Sharpe began to struggle with the impact of his military service. In October 1917, he wrote to Muriel Hutchison, the widow of Lieutenant Thomas Hutchison. Sharpe had served with Hutchison in the 34th Regiment before the war, and was present when he was injured by a shell blast, administering first aid to him. In his letter to Muriel, Sharpe said:It is awful to contemplate the misery and suffering in this old world, and were I to allow myself to ponder over what I have seen and what I have suffered thro [sic] the loss of the bravest and best in the world, I would soon become absolutely incapable of 'carrying on'.

In December 1917, Sharpe returned to England for a senior officer's course. Early the next year he was awarded the Distinguished Service Order in the 1918 New Year Honours. A short time after receiving the award, he was hospitalized with a diagnosis of "general debility".

In May 1918, Sharpe returned to Canada on convalescent leave. En route back to Uxbridge with his wife, he was hospitalized at Montreal's Royal Victoria Hospital for nervous shock.

==Death and legacy==

On May 25, 1918, Sharpe died by suicide, jumping from a hospital window to his death. Due to the stigma surrounding suicide and mental illness, Sharpe's history was largely forgotten in Canada for almost 100 years.

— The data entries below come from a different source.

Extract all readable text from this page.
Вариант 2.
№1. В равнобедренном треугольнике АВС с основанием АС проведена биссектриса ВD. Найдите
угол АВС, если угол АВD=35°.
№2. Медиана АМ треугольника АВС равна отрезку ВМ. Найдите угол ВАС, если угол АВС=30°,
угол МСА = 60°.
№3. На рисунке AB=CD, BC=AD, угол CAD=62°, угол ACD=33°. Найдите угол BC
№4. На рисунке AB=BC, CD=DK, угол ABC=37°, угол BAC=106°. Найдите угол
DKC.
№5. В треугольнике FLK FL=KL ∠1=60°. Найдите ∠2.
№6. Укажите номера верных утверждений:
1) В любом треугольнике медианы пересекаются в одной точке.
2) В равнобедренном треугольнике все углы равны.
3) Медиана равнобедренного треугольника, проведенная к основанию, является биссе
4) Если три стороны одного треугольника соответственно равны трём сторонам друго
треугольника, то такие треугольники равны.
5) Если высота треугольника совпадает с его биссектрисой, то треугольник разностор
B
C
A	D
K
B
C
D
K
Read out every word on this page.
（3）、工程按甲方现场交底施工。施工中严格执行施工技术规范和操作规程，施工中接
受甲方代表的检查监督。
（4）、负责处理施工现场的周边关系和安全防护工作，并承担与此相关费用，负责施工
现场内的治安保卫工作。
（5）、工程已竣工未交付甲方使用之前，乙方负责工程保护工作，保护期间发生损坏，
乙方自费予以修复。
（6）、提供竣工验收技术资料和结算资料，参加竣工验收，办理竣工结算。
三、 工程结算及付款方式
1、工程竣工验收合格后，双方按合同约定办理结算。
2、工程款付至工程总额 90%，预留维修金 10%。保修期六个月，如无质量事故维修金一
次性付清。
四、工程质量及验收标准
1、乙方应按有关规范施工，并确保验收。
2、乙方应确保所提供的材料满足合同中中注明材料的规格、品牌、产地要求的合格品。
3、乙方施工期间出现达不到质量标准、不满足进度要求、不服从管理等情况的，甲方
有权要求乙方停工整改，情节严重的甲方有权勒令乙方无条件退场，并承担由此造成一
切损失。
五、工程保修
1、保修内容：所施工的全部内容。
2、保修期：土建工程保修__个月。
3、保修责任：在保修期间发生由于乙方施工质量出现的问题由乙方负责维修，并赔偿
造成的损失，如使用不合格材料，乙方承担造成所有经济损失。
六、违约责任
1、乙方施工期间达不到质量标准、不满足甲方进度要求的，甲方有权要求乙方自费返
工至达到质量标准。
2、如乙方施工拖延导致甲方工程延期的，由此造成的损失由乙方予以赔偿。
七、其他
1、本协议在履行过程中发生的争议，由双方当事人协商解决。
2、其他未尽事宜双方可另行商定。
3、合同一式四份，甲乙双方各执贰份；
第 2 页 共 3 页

Sharpe's name was included in the Great War Memorial at the Law Society of Ontario's library in Osgoode Hall.

In 2014, Member of Parliament Erin O'Toole and Senator Romeo Dallaire inaugurated the Lieutenant Colonel Sam Sharpe Veterans Mental Health breakfast to showcase veterans’ mental health issues and to recognize those "who have sought help for their operational stress injuries and are leading productive lives."

In 2016, a bronze plaque including the likeness of Sharpe by sculptor Tyler Briley acknowledging Sharpe's service as an MP and soldier was commissioned for installation in the Centre Block of Canada's Parliament. The plaque was unveiled in the foyer of the House of Commons on November 7, 2018.

In 2019, the Durham Regional Courthouse was renamed the Lieutenant-Colonel Samuel S. Sharpe, DSO, MP Courthouse.